Thursday, December 23, 2010

It Works to Preserved Healthy Blood Sugar

The chemically treated term paper strips were manufactured at an Abbott facility in the United Kingdom between January and May 2010, according to company spokesman Scott Davies.

The deficiency came to light via routine in-house testing, Davies said.

Abbott, based in North Chicago, reported 22 cases of "false low" readings to the Food and Drug management and volunteered to accomplish the reminder, FDA spokeswoman Erica Jefferson said in an e-mail.

The agency is working with the company to conclude if there may be additional instances where the readings were inaccurate.

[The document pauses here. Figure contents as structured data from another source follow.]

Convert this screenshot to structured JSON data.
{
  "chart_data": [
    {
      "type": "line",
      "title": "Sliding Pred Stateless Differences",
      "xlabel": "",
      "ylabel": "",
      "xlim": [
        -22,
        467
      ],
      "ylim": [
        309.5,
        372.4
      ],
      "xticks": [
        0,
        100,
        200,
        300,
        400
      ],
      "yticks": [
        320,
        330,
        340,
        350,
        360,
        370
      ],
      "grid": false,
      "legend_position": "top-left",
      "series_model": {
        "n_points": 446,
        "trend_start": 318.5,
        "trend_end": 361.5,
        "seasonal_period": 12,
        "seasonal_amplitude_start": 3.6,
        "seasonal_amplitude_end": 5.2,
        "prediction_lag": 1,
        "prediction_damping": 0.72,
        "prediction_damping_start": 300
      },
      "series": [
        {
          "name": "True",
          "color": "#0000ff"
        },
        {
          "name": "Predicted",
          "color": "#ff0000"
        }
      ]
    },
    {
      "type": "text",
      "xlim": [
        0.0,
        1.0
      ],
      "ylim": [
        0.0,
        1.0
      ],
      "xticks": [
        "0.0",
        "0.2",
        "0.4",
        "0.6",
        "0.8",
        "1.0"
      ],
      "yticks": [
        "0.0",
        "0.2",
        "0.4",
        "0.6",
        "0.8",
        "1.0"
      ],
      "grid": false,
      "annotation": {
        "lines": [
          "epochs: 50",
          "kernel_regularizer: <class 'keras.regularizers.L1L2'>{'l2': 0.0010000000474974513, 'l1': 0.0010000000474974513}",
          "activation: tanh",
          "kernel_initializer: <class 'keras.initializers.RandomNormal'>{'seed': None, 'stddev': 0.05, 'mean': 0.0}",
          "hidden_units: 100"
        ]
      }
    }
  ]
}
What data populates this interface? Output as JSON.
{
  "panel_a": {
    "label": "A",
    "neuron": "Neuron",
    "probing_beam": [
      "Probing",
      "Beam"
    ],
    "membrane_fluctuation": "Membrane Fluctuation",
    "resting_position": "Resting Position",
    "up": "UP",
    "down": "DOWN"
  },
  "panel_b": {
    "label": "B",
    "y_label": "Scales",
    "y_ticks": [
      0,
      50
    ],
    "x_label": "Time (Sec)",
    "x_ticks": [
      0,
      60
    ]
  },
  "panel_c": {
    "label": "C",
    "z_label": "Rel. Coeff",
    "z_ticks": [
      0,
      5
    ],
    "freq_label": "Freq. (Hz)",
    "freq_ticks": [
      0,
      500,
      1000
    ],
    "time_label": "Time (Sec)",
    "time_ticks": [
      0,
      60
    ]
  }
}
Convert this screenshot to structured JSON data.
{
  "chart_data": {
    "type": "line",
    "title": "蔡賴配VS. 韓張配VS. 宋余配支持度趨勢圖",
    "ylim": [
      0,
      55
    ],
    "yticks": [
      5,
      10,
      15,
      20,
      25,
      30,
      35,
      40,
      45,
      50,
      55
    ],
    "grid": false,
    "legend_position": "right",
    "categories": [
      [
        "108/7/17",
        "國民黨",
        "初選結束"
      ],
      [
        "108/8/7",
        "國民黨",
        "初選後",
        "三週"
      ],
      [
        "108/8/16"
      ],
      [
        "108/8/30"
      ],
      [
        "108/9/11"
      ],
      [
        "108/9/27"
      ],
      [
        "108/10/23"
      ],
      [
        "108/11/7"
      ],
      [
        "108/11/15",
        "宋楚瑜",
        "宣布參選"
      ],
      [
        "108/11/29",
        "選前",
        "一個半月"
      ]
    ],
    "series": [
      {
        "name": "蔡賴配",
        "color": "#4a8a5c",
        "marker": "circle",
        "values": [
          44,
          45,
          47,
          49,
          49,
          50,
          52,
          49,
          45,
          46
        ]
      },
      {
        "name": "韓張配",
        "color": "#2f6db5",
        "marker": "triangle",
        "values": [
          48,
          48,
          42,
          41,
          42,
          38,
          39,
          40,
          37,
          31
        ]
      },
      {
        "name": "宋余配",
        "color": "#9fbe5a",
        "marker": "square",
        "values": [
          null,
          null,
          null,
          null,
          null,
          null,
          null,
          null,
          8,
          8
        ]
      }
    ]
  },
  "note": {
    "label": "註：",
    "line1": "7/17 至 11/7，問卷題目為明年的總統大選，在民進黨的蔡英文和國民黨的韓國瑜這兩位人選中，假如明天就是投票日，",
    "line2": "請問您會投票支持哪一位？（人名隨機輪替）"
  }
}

Though any inaccuracy in blood sugar readings is because for anxiety for diabetics, this is an error in a safer direction, falsely low rather than falsely high, said Michael Thompson, a diabetes researcher and associate professor of medicine at George Washington University.

A false high reading could guide the diabetics to overdose on insulin, triggering a dangerous hypoglycemic episode. This is not going to do that, Thompson said.

Abbott investigators have not strong-minded the source of the defect, but are looking at storage conditions as a possible cause. Strips showing to temperate weather or held in prolonged storage may be more likely to yield false results.

The bear in mind involves 359 lots of strips marketed by Alameda, Calif.-based Abbott Diabetes Care and are used with Abbott's Precision Extra, Precision Exceed Pro, Medicines Optimum, Optimum, Optimum EZ and Relizon Ultima blood glucose monitoring systems.

The monitors, which study blood sugar levels in blood collected in the strips, are not exaggerated by the recall, nor are other Abbott diabetes products. Consumers can still use well-matched test strips from lots with the intention of have not been recalled.